Un automobiliste énervé a forcé un piquet de grève hier, blessant au passage deux grévistes. L’occasion de revenir sur la légalité des piquets organisés sur la voie publique.
Sans définition légale, on considère généralement la grève comme "l’abstention collective et concertée, par un groupe de salariés, de l’exécution du travail dans le but immédiat d’enrayer la marche d’une ou de plusieurs entreprises en vue de faire pression soit sur des employeurs, soit sur un tiers."
Stricto sensu, l’organisation de piquets de grève (sur la voie publique ou non), de même que le blocage ou l’occupation d’entreprise ne font par partie du droit de grève. Cependant, la jurisprudence internationale accepte de plus en plus les piquets de grèves comme une extension du droit de grève lui donnant effectivité comme action d’encouragement des grévistes ou de dissuasion des non-grévistes.
Mais ces "actes détachables" de la grève, comme on les appelle, peuvent être interdits s’ils constituent une voie de fait, notamment lorsqu’ils s’accompagnent de violences, de déprédations aux biens, de comportements délictueux ou d’atteintes exagérées au droit de propriété de l’employeur ou aux droits des tiers et des non-grévistes.
Dans le cas de cet accident, le piquet était clairement installé sur une route publique, entravant ainsi l’accès des usagers de la route, ce qui a d’ailleurs – sans l’excuser aucunement – mené à cet accrochage. Ce qui pose la question de la légalité de ce piquet, au regard de l’article 406, § 1ᵉʳ, du Code pénal qui incrimine l’"entrave méchante à la circulation".
Ceci implique de comprendre si le terme "méchante"ajouté en 1963 à ce texte centenaire, implique que la seule volonté de bloquer la route suffise ou s’il exige que le blocage de la route poursuive une finalité "méchante", ce qui rendrait beaucoup plus difficile de condamner un gréviste.
Les deux thèses ont été rencontrées en jurisprudence notamment devant la cour du travail d’Anvers en 2019, avec un piquet de grève qui avait été installé sur une intersection de plusieurs routes situées à proximité du port d’Anvers. La Cour avait considéré que le seul blocage de la voie constituait l’atteinte méchante.
Mais l’incident de Cheratte, où le 19 octobre 2015, dans le cadre d’une autre grève générale, l’autoroute A30/E40 fut bloqué à hauteur du pont de Cheratte pendant plusieurs heures avec plusieurs incidents à la clé (dont l’un impliquant un médecin rendu incapable de se rendre à une urgence) ont permis d’encore préciser les choses.
Ainsi, plusieurs grévistes, y compris des délégués syndicaux, avaient été condamnés en première instance et en appel pour entrave méchante à la circulation alors qu’ils évoquaient leur droit à la grève comme justifiant le blocage.
Dans un arrêt du 23 mars 2022, la Cour de cassation avait confirmé sa jurisprudence du 7 janvier 2020 en décidant que les piquets de grève bloquant la voie publique sont pénalement interdits pour des motifs de sécurité routière.
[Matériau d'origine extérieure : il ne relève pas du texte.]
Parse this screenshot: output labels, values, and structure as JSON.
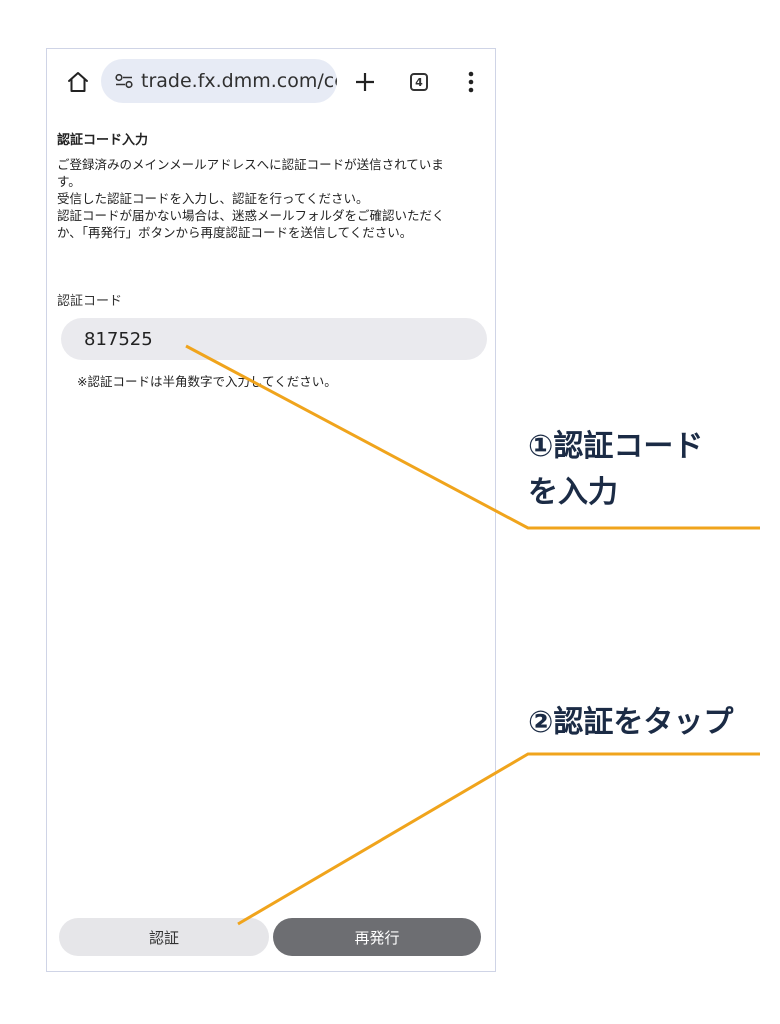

Participer à une action syndicale n’octroyait donc aucune impunité aux auteurs d’un tel blocage, selon la Cour.
Saisie par les grévistes condamnés, dans un arrêt tout récent du 16 janvier 2025 (Affaire Bodson & autres), la Cour européenne des droits de l’homme vient précisément de donner raison à la Belgique en confirmant que droit de grève, tel qu’il est garanti par l’article 11 de la Convention, n’inclut pas le droit pour un syndicat ou ses membres de pratiquer des blocages de la voie publique qui, opérés sans autorisation préalable, provoqueraient une paralysie complète de la circulation sur un grand axe autoroutier durant plusieurs heures, en perturbant considérablement la vie quotidienne et les activités licites de personnes non impliquées dans cette action et en créant une situation de danger pour les usagers.
En rappelant aussi, que pour un gréviste impliqué dans une telle voie de fait, un licenciement pour motif grave pourrait être évoqué.
Ceci étant dit, il faudra examiner les circonstances de l’espèce et il n’est pas certain que l’incident survenu lundi procède d’une telle entrave méchante, notamment vu le caractère restreint de la voirie concernée (une petite route) et le fait que le barrage ne semblait pas absolu, certains véhicules étant autorisés à le franchir à la manière d’un barrage filtrant. En tout état de cause, rien n’autorisait la violence à l’égard des grévistes.